La funesta docilità. Intervista a Salvatore Silvano Nigro

Isabella Panfido intervista uno dei tre finalisti del Premio Comisso 2019 Sezione Biografia

Una biografia su Alessandro Manzoni che è un saggio e un racconto, appassionato e dottissimo, questa La funesta docilità di Salvatore Silvano Nigro (Sellerio), finalista nella sezione biografia del Premio Comisso. Nigro è un manzonista, ha, tra l’altro, curato i tre tomi del Meridiano Mondadori dedicato al grande scrittore, ha insegnato nelle più prestigiose università del mondo e oggi si sofferma su una lettura inconsueta di I Promessi Sposi alla luce di un episodio cruento avvenuto nella Milano del 1814 e che Nigro dimostra aver influenzato pagine e toni del romanzo capitale.

Professor Nigro, secondo la citazione in esergo da Manganelli, la sua è una lettura «illegale» del grande romanzo?

«La vulgata scolastica ha legalizzato una lettura arbitraria dei Promessi Sposi. Ha promesso di occuparsi della Quarantana, cioè dell’edizione definitiva del romanzo, ma in effetti ha censurato l’opera. Ha tagliato dal romanzo la Storia della Colonna Infame, che è l’ultimo capitolo dell’opera. Manzoni appose al romanzo la parola «Fine» dopo la Colonna, volendo significare che il romanzo non finisce idillicamente con il matrimonio di Renzo e Lucia ma tragicamente con la sconfitta della giustizia e la macellazione degli innocenti. Nella Colonna, impiantò la chiave di lettura dell’intera opera. Nella Quarantana, Manzoni volle inserire le illustrazioni da lui dettate al disegnatore e agli incisori che sono anch’esse scrittura manzoniana.

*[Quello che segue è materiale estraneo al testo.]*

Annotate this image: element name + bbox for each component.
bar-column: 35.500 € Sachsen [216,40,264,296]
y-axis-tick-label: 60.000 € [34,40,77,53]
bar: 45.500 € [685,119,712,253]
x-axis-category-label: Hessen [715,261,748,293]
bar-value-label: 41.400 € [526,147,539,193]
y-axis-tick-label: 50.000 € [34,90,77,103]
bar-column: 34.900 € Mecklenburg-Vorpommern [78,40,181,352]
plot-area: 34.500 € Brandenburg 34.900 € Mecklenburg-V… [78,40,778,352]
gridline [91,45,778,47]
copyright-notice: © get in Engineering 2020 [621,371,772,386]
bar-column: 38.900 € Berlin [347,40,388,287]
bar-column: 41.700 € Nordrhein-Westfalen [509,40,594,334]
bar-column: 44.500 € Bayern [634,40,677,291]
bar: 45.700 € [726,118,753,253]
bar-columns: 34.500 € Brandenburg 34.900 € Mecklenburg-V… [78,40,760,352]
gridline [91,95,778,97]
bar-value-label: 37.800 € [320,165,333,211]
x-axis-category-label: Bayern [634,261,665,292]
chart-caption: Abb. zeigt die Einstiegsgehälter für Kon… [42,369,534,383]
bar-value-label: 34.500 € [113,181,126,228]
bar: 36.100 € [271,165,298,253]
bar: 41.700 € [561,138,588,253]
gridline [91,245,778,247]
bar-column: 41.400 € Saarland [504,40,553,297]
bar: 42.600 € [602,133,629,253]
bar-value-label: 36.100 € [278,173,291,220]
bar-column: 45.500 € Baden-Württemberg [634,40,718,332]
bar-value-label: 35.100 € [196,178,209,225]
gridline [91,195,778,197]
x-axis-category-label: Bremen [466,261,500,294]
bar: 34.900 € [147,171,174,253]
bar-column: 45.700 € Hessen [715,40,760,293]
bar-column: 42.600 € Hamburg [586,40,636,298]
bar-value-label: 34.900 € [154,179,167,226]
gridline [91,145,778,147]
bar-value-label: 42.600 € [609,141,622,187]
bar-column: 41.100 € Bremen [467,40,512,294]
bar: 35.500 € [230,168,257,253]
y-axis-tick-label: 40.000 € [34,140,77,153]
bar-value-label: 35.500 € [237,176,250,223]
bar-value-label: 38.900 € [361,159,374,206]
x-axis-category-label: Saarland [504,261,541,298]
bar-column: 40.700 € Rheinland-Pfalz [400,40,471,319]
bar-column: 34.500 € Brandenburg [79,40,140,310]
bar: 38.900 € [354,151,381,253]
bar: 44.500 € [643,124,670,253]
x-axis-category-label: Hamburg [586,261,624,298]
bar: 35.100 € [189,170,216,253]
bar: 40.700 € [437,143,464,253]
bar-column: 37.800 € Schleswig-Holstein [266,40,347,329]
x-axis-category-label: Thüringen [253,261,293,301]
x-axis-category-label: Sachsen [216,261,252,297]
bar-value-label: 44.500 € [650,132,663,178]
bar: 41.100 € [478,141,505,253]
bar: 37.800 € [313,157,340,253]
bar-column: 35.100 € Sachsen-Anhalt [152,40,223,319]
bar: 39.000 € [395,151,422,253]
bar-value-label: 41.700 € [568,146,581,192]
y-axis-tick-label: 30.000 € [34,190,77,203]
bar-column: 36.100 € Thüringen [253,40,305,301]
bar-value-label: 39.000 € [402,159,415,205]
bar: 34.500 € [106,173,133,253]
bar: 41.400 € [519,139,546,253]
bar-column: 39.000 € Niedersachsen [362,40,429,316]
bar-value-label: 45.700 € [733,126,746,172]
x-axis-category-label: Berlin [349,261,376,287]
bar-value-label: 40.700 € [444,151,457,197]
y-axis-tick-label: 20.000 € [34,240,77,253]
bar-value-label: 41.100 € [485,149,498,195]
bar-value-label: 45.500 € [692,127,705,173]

Ebbene, in Italia si è imposta la “falsificazione” dell’opera, escludendone le vignette e l’ultimo capitolo. Contro questa legalizzazione della censura, io ho proposto una lettura «illegale» del romanzo considerato nella sua interezza di scrittura e immagini, e completo della Colonna: come Manzoni l’aveva voluto».

Un episodio truculento della storia milanese di cui Manzoni fu testimone è il primo passo verso una rilettura eterodossa del grande romanzo di Renzo e Lucia. Quanti risvolti segreti cela ancora, secondo lei, «I promessi sposi»?

«Manzoni era stato testimone di un delitto di Stato. Per stare in pace con la sua coscienza di spettatore passivo, seppellì dentro di sé il ricordo dell’evento: che però turbò nel tempo la sua coscienza fino al rimorso e all’incubo.

Questo travaglio è leggibile non nella prosa del romanzo, ma nelle illustrazioni. Nelle vignette Manzoni collocò alcuni sensi riposti del romanzo, come dimostro»

Entra nel merito di alcuni aspetti caratteriali di Alessandro Manzoni, quale la nota dominante del suo carattere?

«Manzoni ebbe una vita difficile, che lo segnò con profondi sensi di colpa (il padre anagrafico “dimenticato”, l’amore per l’amante della madre, i possedimenti lasciatigli da Imbonati, ecc.). Era fra l’altro un convulsionario».

Il suo libro è anche riflessione critica su Sciascia.

«Sciascia, con il suo manzonismo, è uno dei più importanti protagonisti di La funesta docilità».